The image shows a shirtless child, eyes censored by very «plain» X marks to represent the death of the soul; with one arm he raises a beer mug, and on the table there's a pizza and a pack of cigarettes. The album, despite its variants, is called «Child Man's Teeth»: an «adult» child, or a man who still has his milk teeth.
The theme is the «adultified child» and its psychiatric consequences — depression, personality disorders and more. Among them, the deprivation of pure pleasure, which pushes the subject to seek a fake one through alcohol and substances that alter thought. The original artwork features Mestizia CRK himself as a child: no privacy violation. And yet it's no longer available on Spotify.
The Piano Sonata version was also flagged and censored as inappropriate: the presence of alcohol and tobacco together with a shirtless child was read as sexualisation and promotion of illegal acts toward minors.
This case shows how censorship, believing it protects, limits artistic freedom and prevents an important subject from being addressed. Nirvana's famous «Nevermind» has on its cover a fully naked baby, genitals in view, chasing a banknote underwater: yet that cover is still online.

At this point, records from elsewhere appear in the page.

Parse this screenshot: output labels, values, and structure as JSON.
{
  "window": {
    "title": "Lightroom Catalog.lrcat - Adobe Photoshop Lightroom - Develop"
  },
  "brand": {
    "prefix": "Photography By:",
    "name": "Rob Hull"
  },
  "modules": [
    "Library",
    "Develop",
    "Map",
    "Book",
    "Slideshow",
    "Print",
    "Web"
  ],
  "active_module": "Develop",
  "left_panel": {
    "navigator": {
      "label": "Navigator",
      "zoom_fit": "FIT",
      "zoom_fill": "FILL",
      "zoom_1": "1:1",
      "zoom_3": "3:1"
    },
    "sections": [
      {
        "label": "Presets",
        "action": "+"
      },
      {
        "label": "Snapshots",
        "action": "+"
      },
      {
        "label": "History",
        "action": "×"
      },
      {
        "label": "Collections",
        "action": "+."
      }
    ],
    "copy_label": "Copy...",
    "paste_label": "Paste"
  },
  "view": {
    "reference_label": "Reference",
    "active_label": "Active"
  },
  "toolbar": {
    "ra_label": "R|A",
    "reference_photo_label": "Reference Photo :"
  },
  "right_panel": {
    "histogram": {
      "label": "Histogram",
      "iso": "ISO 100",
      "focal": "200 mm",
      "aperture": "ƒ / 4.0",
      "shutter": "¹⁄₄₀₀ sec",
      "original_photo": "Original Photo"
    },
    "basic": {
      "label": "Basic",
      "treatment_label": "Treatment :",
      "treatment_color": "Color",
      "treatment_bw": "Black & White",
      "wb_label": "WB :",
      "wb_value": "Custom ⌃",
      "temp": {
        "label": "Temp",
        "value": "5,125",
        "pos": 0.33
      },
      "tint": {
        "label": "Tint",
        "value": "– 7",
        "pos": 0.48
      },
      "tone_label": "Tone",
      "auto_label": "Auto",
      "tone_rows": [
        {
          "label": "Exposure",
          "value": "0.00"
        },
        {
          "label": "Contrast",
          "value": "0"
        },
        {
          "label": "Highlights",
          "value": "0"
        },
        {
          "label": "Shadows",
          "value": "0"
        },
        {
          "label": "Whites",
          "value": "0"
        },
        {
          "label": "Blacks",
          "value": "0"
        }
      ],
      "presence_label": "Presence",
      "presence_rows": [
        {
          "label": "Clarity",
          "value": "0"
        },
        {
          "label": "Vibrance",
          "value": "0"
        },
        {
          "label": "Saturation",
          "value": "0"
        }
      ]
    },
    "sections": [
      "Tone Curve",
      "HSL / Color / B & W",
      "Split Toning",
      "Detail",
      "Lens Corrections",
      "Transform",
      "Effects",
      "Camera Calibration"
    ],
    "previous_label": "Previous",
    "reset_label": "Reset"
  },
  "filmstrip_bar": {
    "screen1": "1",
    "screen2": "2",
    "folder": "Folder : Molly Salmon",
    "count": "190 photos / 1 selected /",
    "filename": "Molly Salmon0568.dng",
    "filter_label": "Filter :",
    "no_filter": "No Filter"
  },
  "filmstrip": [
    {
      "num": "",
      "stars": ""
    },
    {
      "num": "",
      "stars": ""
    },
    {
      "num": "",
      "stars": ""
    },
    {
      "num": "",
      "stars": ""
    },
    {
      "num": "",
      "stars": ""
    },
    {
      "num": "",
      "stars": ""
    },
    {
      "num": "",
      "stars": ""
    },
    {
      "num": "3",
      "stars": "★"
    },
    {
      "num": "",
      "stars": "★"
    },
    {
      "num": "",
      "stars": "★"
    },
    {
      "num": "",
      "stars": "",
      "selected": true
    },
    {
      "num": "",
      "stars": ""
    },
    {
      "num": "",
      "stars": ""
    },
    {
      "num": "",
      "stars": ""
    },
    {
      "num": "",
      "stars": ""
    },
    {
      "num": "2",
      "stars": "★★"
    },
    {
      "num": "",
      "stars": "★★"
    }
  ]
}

Why? Money. The answer we got to our complaint was: «Some artists have many listeners and a lot of money, so they get special treatment, simply because they generate a lot for the platform hosting them». So the morality of the policies can be bought.
Art often tries to provoke and inspire reflection, without being bridled by rules that ignore context. It's not the fault of our distribution, bound to respect the platforms' rules, which in turn chase a hypersensitivity that sees malice everywhere.
Chaos Rules rejects bigoted moralism as much as conservatism or hyper-liberalism: we accept reality as it is, sometimes beautiful, sometimes ugly, sometimes rightly horrible, because the world isn't perfect. We do not believe in any way that our cover promotes the sexualisation of minors or the use of substances. We can't make the rules for others: we trust in your support to act, in the future, within international legal limits alone — not rules invented by internal policies.